The two fair girls poured hair together, with forehead close to forehead, when the round substantial case lay coverless before them. A disc of yellow parchment was spread flat on the top of everything, with its edges crenelled into the asbestos lining. Hours, and perhaps days of care, had been spent by clever brain and hands, to keep the air and dust out.
“Who shall lift it?” asked Mabel, panting. “I am almost afraid to move.”
“I will lift it, of course,” said Alice; “I am his descendant; and he foresaw that I should do it.”
She took from the lathe a little narrow tool for turning ivory (which had touched no hand since the Prince’s), and she delicately loosened up the parchment, and examined it. It was covered with the finest manuscript, in concentric rings, beginning with half an inch of diameter; but she could not interpret a word of that. Below it shone a thick flossy layer of the finest mountain wool; and under that the soft spun amber of the richest native silk.
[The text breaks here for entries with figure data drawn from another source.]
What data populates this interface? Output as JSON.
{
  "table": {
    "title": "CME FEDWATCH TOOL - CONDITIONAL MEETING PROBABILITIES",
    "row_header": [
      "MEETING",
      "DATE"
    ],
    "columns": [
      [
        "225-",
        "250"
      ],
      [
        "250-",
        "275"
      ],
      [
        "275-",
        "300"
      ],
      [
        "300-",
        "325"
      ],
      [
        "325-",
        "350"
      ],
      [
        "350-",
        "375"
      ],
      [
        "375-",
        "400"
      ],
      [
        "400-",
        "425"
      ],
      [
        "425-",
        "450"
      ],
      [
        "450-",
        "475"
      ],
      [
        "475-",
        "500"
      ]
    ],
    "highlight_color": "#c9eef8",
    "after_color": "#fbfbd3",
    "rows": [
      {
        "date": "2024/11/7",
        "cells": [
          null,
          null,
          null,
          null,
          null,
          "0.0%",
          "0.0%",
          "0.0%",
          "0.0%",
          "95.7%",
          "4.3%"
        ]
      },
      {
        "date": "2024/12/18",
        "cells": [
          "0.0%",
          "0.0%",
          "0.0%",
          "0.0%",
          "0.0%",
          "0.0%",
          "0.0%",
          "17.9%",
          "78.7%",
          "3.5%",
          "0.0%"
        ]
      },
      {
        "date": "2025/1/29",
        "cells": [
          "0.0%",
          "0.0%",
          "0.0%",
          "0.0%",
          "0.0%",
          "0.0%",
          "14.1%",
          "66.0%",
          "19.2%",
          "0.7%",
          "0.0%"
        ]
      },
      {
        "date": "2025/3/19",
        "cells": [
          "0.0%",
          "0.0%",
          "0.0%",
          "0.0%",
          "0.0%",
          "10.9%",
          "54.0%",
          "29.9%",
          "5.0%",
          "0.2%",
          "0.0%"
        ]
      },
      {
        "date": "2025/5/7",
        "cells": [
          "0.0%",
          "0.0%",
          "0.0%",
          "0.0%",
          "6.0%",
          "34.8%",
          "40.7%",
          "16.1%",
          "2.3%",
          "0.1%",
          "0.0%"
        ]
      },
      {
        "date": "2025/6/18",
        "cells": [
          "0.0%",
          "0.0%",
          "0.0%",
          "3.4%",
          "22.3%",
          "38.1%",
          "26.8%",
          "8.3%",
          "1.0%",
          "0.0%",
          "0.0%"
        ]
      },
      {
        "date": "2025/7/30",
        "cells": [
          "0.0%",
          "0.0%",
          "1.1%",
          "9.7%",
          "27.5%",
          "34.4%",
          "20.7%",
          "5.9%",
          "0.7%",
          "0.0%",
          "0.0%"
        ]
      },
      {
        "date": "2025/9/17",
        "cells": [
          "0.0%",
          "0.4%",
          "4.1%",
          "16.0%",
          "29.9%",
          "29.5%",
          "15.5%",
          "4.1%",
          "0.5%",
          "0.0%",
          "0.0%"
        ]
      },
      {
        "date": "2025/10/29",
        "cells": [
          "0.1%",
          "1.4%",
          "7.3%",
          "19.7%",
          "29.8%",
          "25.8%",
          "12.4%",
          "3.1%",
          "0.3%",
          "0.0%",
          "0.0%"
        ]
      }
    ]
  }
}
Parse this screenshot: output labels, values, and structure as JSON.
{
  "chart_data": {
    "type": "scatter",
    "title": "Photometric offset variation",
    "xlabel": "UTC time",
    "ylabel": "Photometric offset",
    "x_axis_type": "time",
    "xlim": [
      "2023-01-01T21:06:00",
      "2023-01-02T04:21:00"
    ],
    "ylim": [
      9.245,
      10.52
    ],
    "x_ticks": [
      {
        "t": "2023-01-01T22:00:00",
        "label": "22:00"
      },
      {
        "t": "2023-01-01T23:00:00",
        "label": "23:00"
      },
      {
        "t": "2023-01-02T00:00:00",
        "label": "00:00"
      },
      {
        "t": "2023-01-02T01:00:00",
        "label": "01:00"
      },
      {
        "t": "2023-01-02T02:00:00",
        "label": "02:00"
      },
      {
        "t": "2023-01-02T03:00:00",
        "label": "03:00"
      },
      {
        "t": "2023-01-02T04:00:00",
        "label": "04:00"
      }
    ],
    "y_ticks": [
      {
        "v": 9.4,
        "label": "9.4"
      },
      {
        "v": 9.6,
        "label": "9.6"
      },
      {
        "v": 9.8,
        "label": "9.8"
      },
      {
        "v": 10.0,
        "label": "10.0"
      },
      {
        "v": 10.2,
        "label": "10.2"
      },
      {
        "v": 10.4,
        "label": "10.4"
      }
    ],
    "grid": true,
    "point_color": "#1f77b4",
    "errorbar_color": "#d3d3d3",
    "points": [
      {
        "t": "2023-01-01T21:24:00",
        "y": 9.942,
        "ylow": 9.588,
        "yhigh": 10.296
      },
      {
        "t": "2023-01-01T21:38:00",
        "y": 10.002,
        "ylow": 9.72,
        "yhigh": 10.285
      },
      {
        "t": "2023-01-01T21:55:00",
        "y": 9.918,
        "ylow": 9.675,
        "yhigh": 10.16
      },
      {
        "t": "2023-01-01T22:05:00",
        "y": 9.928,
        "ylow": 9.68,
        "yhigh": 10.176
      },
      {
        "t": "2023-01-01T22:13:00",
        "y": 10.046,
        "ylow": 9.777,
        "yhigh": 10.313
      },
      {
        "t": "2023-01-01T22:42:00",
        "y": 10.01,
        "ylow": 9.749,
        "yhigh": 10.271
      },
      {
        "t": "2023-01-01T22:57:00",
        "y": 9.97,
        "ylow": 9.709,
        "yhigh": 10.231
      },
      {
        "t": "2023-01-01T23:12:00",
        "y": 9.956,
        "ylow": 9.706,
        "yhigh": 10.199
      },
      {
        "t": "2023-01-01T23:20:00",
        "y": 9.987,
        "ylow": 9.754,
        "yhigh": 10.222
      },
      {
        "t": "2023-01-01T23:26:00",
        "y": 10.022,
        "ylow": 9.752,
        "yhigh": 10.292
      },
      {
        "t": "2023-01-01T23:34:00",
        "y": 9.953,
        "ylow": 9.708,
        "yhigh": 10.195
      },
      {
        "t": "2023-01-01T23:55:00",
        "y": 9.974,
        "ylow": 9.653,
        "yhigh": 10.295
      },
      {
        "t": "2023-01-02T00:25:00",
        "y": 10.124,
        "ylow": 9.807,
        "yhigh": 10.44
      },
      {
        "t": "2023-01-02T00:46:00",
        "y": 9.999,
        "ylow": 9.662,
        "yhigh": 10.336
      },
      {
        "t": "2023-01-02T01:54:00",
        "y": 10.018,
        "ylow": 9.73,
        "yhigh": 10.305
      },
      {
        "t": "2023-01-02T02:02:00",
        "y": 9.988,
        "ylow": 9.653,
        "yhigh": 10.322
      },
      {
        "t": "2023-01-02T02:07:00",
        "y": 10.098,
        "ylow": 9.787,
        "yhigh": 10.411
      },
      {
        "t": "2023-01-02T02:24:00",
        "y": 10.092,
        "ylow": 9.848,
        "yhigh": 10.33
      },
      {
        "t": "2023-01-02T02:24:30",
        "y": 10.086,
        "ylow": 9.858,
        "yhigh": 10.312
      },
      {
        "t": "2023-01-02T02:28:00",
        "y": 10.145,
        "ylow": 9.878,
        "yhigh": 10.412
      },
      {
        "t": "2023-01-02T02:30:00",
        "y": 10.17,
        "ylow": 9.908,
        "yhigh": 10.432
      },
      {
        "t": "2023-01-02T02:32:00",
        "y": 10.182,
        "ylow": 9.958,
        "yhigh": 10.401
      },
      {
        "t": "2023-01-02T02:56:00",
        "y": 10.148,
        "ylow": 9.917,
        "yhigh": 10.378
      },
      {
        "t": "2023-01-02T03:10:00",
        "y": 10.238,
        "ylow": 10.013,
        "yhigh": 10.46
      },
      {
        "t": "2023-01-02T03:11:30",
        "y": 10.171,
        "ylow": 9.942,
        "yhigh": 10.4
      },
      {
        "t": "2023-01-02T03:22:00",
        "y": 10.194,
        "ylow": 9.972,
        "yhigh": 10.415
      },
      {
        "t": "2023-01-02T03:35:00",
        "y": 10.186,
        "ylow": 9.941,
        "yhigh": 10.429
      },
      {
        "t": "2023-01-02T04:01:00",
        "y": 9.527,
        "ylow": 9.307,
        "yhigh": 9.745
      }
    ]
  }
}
“Now, Alice, do you mean to stop all night!” cried Mabel; “see how the light is fading!”
The light was fading, and spreading also, in a way that reminded Alice (although the season and the weather were so entirely different) of her visit to that room two and a half long years ago, alone among the shadows. The white light, with the snow-gleam in it, favoured any inborn light in everything else that was beautiful.
Alice, with the gentlest touch of the fairy-gifts of her fingers, raised the last gossamer of the silk, and drew back and sighed with wonder. Mabel (always prompt to take the barb and shaft of everything) leaned over, and looked in, and at once enlarged her eyes and mouth in purest stupefaction.
Before and between these two most lovely specimens of the human race, lay the most beautiful and more lasting proofs of what nature used to do, before the production of women. Alice and Mabel, with the light in their eyes and the flush in their fair cheeks quivering, felt that their beauty was below contempt—except in the opinion of stupid men—if compared with what they were looking at.
Of all the colours cast by nature on the world, as lavishly as Shakespeare threw his jewels forth, of all the tints of sun and heaven in flower, sea and rainbow, there was not one that did not glance, or gleam, or lie in ambush, and then suddenly flash forth, and blush and then fall back again. None of them waited to be looked at; all were in perpetual play; they had been immured for centuries; and when the glad light broke upon them, forth they danced like meteors. And then, as all quick with life, they began to weave their crossing rays, and cast their tints through one another, like the hurtling of the Aurora. And to back their fitful brilliance, in amongst them lay and spread a soft, delicious, milky way of bashful white serenity.
“It is terrible witchcraft!” cried dazzled Mabel.